Resistance of citrus green mold Penicillium digitatum Sacc. to benzimidazole fungicides
Wild, Brian Lindsay.
Ph.D. Thesis, University of California, Riverside, U.S.A., 1980. 120 pp.
1980
บทคัดย่อ
Green mold, incited by Penicillium digitatum, is the principal cause of postharvest decay of citrus fruits produced in arid subtropical areas. The benzimidazole fungicides, benomyl, carbendazim, thiabendazole, and thiophanate methyl effectively controlled this disease for several years after their introduction in the late 1960's. However, the effectiveness of these compounds has been reduced recently by the appearance of resistance strains of P. digitatum throughout the citrus growing areas of the world. This dissertation is a study of the ecology and epidemiology of these resistant strains.
Variant strains of P. digitatum were classified into five categories according to their resistance to carbendazim and thiabendazole, as measured by fungus growth and sporulation in the presence of these inhibitors in vitro. The capability of P. digitatum strains in each category to infect fruit treated with high concentrations of benomyl and thiabendazole was determined. Every isolate of P. digitatum tested that was resistant to one of these fungicides was resistant also to the other (cross-resistant).

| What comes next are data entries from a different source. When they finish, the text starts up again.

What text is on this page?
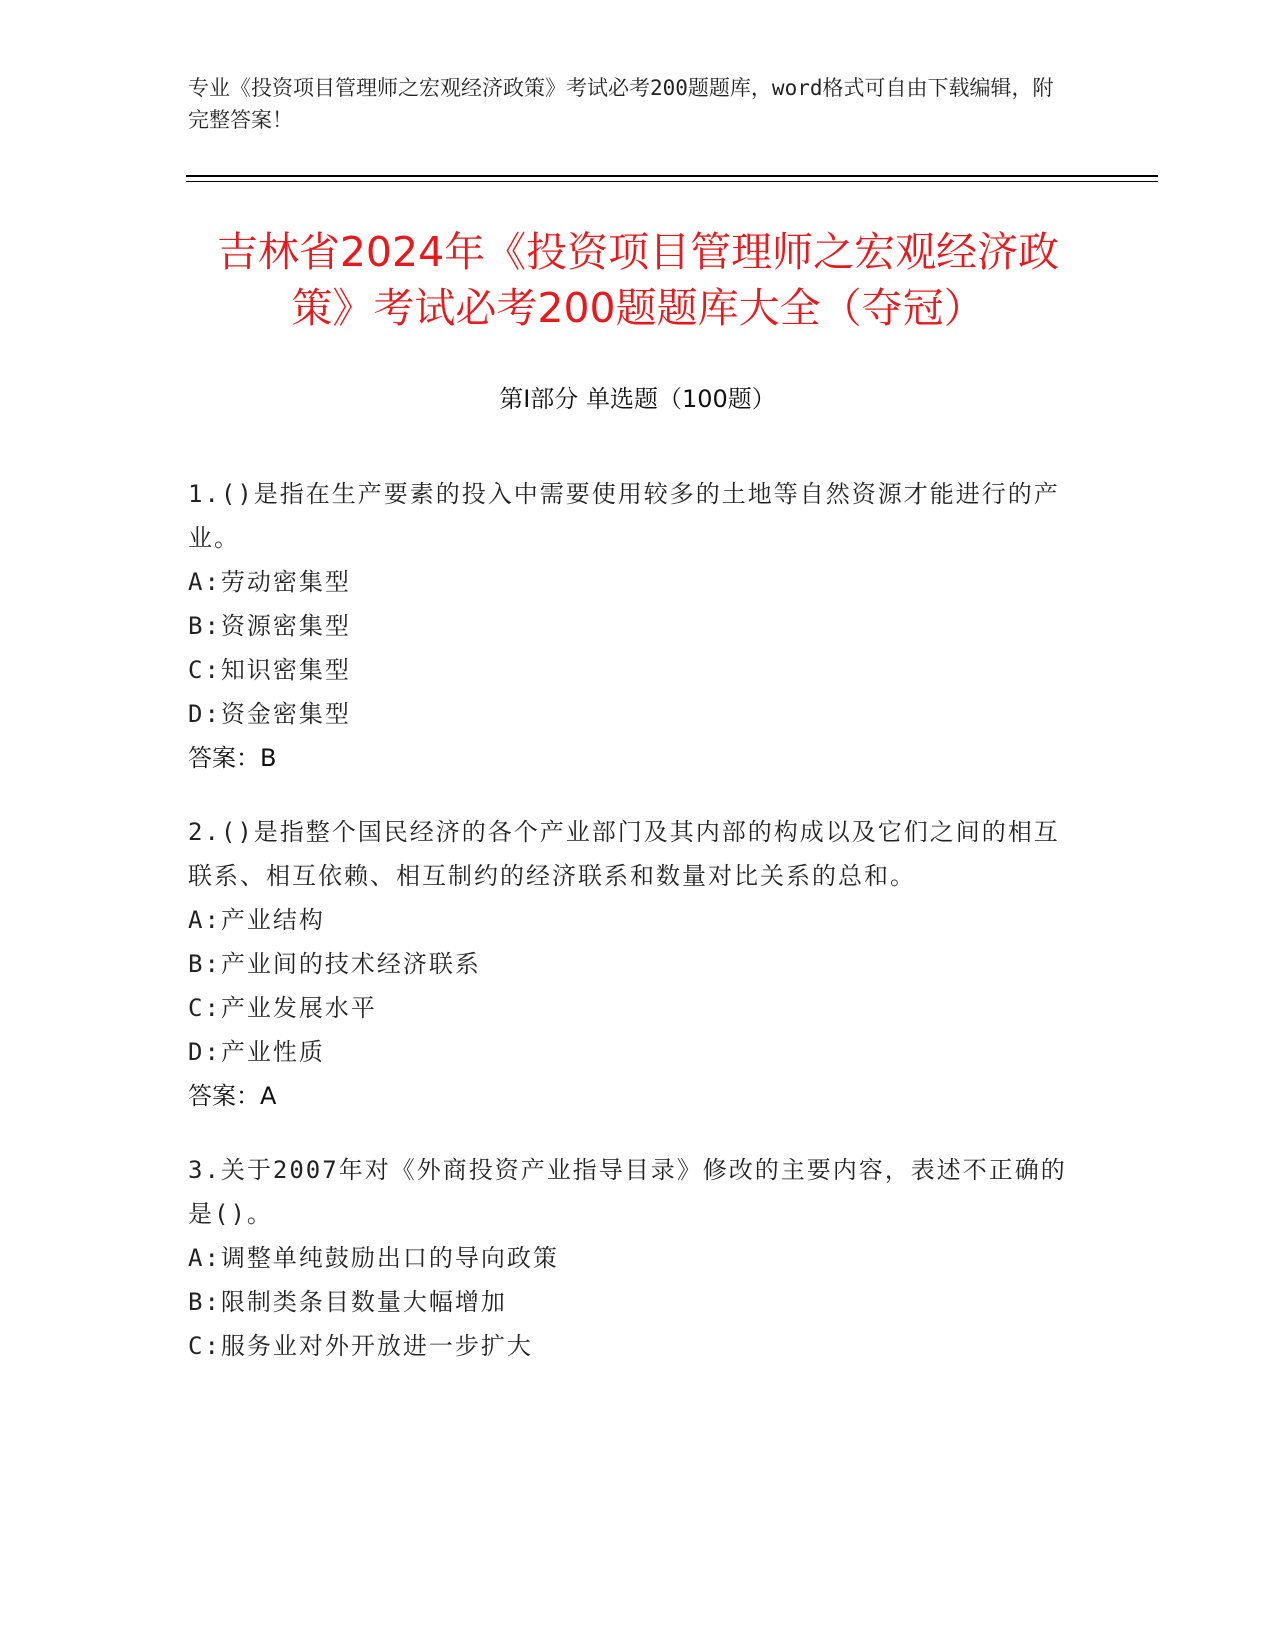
专业《投资项目管理师之宏观经济政策》考试必考200题题库，word格式可自由下载编辑，附完整答案！
吉林省2024年《投资项目管理师之宏观经济政策》考试必考200题题库大全（夺冠）
第I部分 单选题（100题）

1.()是指在生产要素的投入中需要使用较多的土地等自然资源才能进行的产业。

A:劳动密集型

B:资源密集型

C:知识密集型

D:资金密集型

答案：B

2.()是指整个国民经济的各个产业部门及其内部的构成以及它们之间的相互联系、相互依赖、相互制约的经济联系和数量对比关系的总和。

A:产业结构

B:产业间的技术经济联系

C:产业发展水平

D:产业性质

答案：A

3.关于2007年对《外商投资产业指导目录》修改的主要内容，表述不正确的是()。

A:调整单纯鼓励出口的导向政策

B:限制类条目数量大幅增加

C:服务业对外开放进一步扩大
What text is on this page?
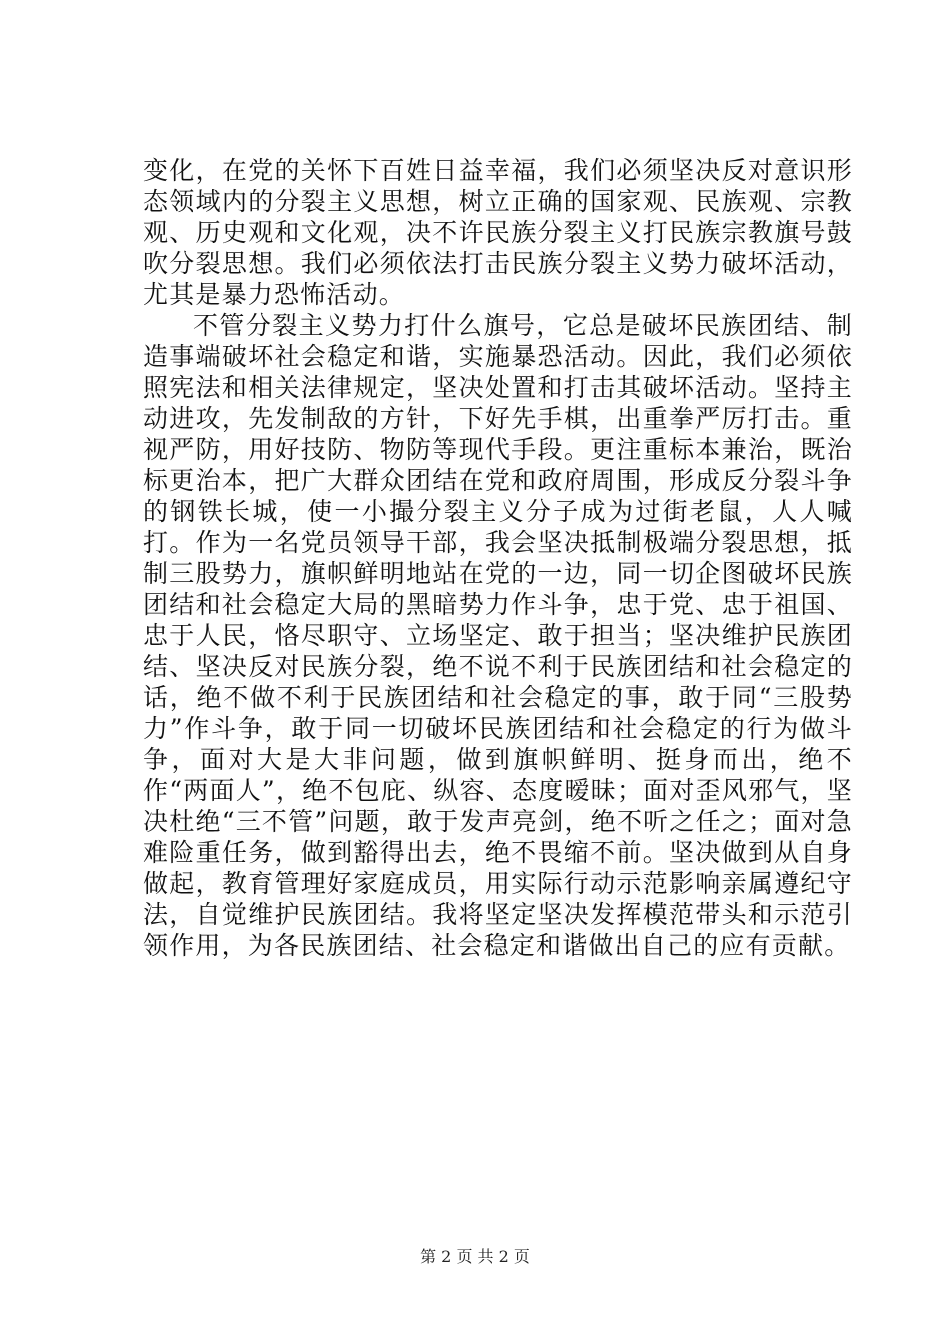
变化，在党的关怀下百姓日益幸福，我们必须坚决反对意识形态领域内的分裂主义思想，树立正确的国家观、民族观、宗教观、历史观和文化观，决不许民族分裂主义打民族宗教旗号鼓吹分裂思想。我们必须依法打击民族分裂主义势力破坏活动，尤其是暴力恐怖活动。

不管分裂主义势力打什么旗号，它总是破坏民族团结、制造事端破坏社会稳定和谐，实施暴恐活动。因此，我们必须依照宪法和相关法律规定，坚决处置和打击其破坏活动。坚持主动进攻，先发制敌的方针，下好先手棋，出重拳严厉打击。重视严防，用好技防、物防等现代手段。更注重标本兼治，既治标更治本，把广大群众团结在党和政府周围，形成反分裂斗争的钢铁长城，使一小撮分裂主义分子成为过街老鼠，人人喊打。作为一名党员领导干部，我会坚决抵制极端分裂思想，抵制三股势力，旗帜鲜明地站在党的一边，同一切企图破坏民族团结和社会稳定大局的黑暗势力作斗争，忠于党、忠于祖国、忠于人民，恪尽职守、立场坚定、敢于担当；坚决维护民族团结、坚决反对民族分裂，绝不说不利于民族团结和社会稳定的话，绝不做不利于民族团结和社会稳定的事，敢于同“三股势力”作斗争，敢于同一切破坏民族团结和社会稳定的行为做斗争，面对大是大非问题，做到旗帜鲜明、挺身而出，绝不作“两面人”，绝不包庇、纵容、态度暧昧；面对歪风邪气，坚决杜绝“三不管”问题，敢于发声亮剑，绝不听之任之；面对急难险重任务，做到豁得出去，绝不畏缩不前。坚决做到从自身做起，教育管理好家庭成员，用实际行动示范影响亲属遵纪守法，自觉维护民族团结。我将坚定坚决发挥模范带头和示范引领作用，为各民族团结、社会稳定和谐做出自己的应有贡献。

第 2 页 共 2 页
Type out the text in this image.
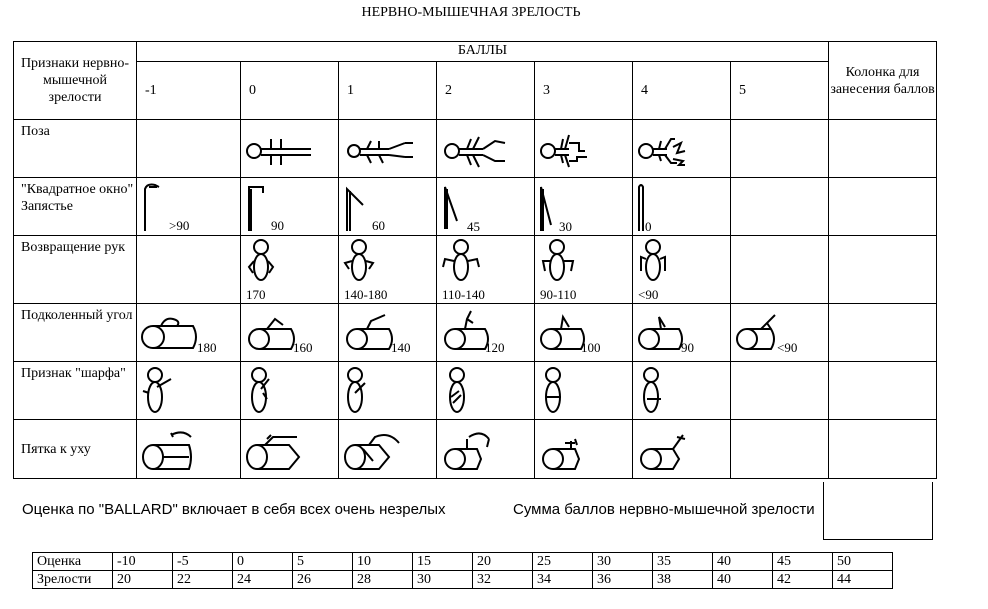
НЕРВНО-МЫШЕЧНАЯ ЗРЕЛОСТЬ
Признаки нервно-мышечной зрелости	БАЛЛЫ							Колонка для занесения баллов
	-1	0	1	2	3	4	5	
Поза		

"Квадратное окно" Запястье	>90	90	60	45	30	0		

Возвращение рук		170	140-180	110-140	90-110	<90		

Подколенный угол	180	160	140	120	100	90	<90	

Признак "шарфа"	

Пятка к уху	

Оценка по "BALLARD" включает в себя всех очень незрелых	Сумма баллов нервно-мышечной зрелости
Оценка	-10	-5	0	5	10	15	20	25	30	35	40	45	50
Зрелости	20	22	24	26	28	30	32	34	36	38	40	42	44
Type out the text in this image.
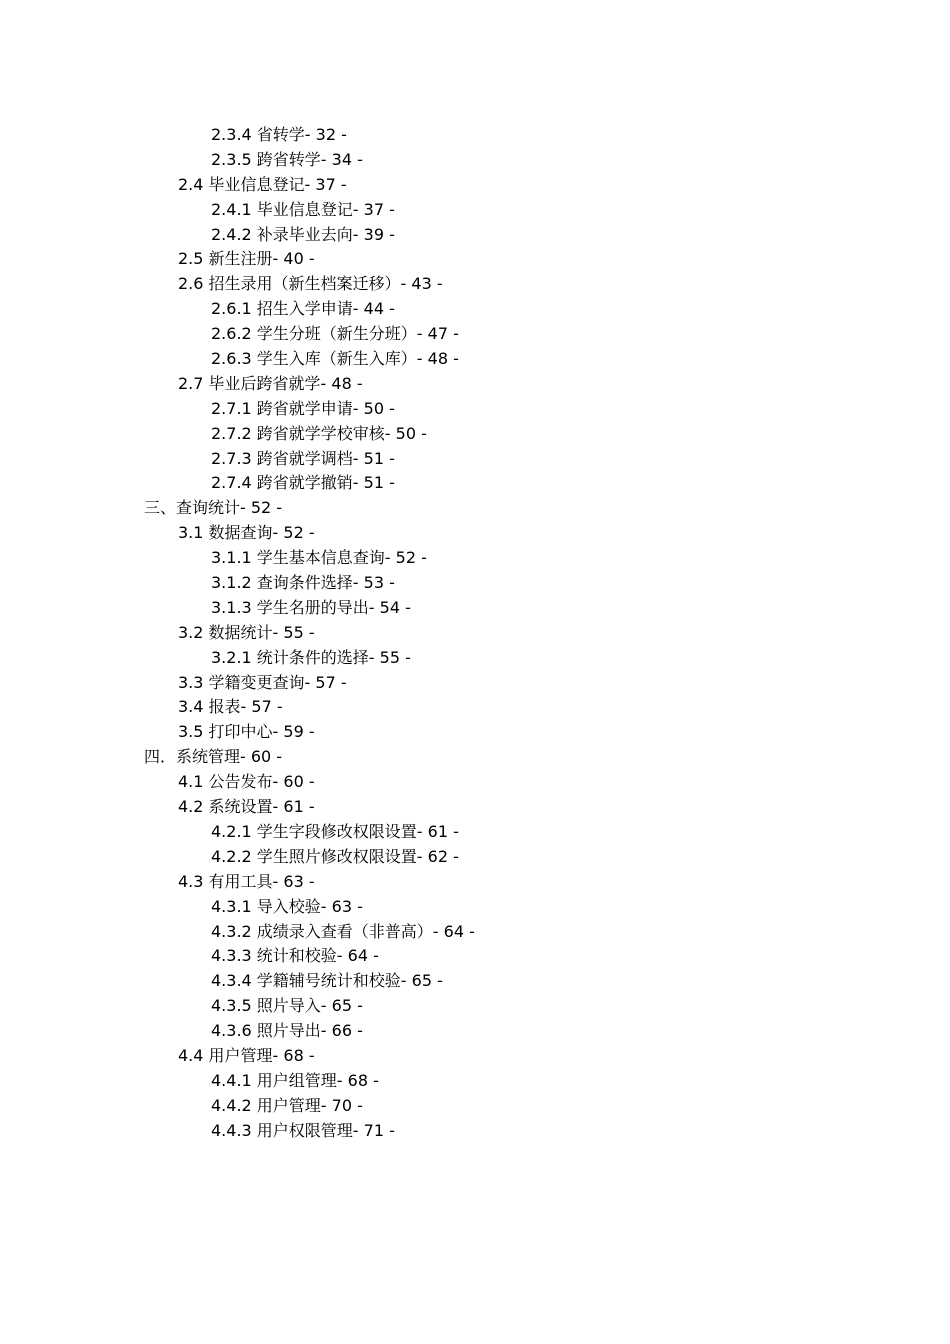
2.3.4 省转学- 32 -
2.3.5 跨省转学- 34 -
2.4 毕业信息登记- 37 -
2.4.1 毕业信息登记- 37 -
2.4.2 补录毕业去向- 39 -
2.5 新生注册- 40 -
2.6 招生录用（新生档案迁移）- 43 -
2.6.1 招生入学申请- 44 -
2.6.2 学生分班（新生分班）- 47 -
2.6.3 学生入库（新生入库）- 48 -
2.7 毕业后跨省就学- 48 -
2.7.1 跨省就学申请- 50 -
2.7.2 跨省就学学校审核- 50 -
2.7.3 跨省就学调档- 51 -
2.7.4 跨省就学撤销- 51 -
三、查询统计- 52 -
3.1 数据查询- 52 -
3.1.1 学生基本信息查询- 52 -
3.1.2 查询条件选择- 53 -
3.1.3 学生名册的导出- 54 -
3.2 数据统计- 55 -
3.2.1 统计条件的选择- 55 -
3.3 学籍变更查询- 57 -
3.4 报表- 57 -
3.5 打印中心- 59 -
四．系统管理- 60 -
4.1 公告发布- 60 -
4.2 系统设置- 61 -
4.2.1 学生字段修改权限设置- 61 -
4.2.2 学生照片修改权限设置- 62 -
4.3 有用工具- 63 -
4.3.1 导入校验- 63 -
4.3.2 成绩录入查看（非普高）- 64 -
4.3.3 统计和校验- 64 -
4.3.4 学籍辅号统计和校验- 65 -
4.3.5 照片导入- 65 -
4.3.6 照片导出- 66 -
4.4 用户管理- 68 -
4.4.1 用户组管理- 68 -
4.4.2 用户管理- 70 -
4.4.3 用户权限管理- 71 -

Carbendazim-resistant isolates representative of categories I, II and III were as pathogenic as the sensitive strain (category O) when single strains were inoculated alone into oranges. However, when the inoculum was a mixture of sensitive (wild) strains and resistant (variant) strains, the latter decreased in frequency in subsequent spore generations. Suppression of resistant strains by sensitive strains appeared to be a general phenomenon and was not influenced by the proportion of spores of each strain in the initial inoculum mixture. However, some sensitive strains isolated from lemon packinghouses were only capable of suppressing the resistant strain in lemons but not in oranges.
Despite the suppression of the resistant strains by the sensitive strains in citrus fruit in the laboratory, it was demonstrated that a high level of resistant strains could be maintained in the spore population of a citrus packinghouse through the mechanism of double-resistance to the benzimidazole fungicides and either sodium o-phenylphenate (SOPP) or sec-butylamine (SBA). These doubly-resistant isolates were characterized according to their in vitro tolerance to pairs of chemically-unrelated fungicides, and were found to grow as well on medium amended with either of the fungicides as did the single resistant strains.
Competition experiments in untreated oranges showed that the frequency of the doubly-resistant isolates decreased when co-inoculated with a sensitive strain. The suppressive action of the sensitive strain was overcome by treatment of inoculated (doubly-resistant + sensitive strains) fruit with a mixture of benomyl and either SOPP or SBA. Residues of benomyl on the fruit provided selection pressure for the proliferation of the benzimidazole resistant strains irrespective of the second fungicide in the treatment mixture. No isolates were found that were triply-resistant to the benzimidazole fungicides, SOPP and SBA, or doubly-resistant to SOPP and SBA.
An investigation of the infectivity of inoculum mixtures (sensitive + resistant strains) in benomyl-treated fruit demonstrated that the sensitive strain increased the infectivity of the resistant strain, despite the inability of the sensitive strain alone to incite disease in benomyl-treated fruit. Microscopic examination of the inoculation site on benomyl-treated orange revealed that conidia of the sensitive strain germinated and formed distorted non-infective germ tubes. Morphologically-similar germlings produced in the presence of carbendazim in liquid culture elaborated pectin-degrading enzymes that reduced the inoculum threshold for carbendazim-resistant strains.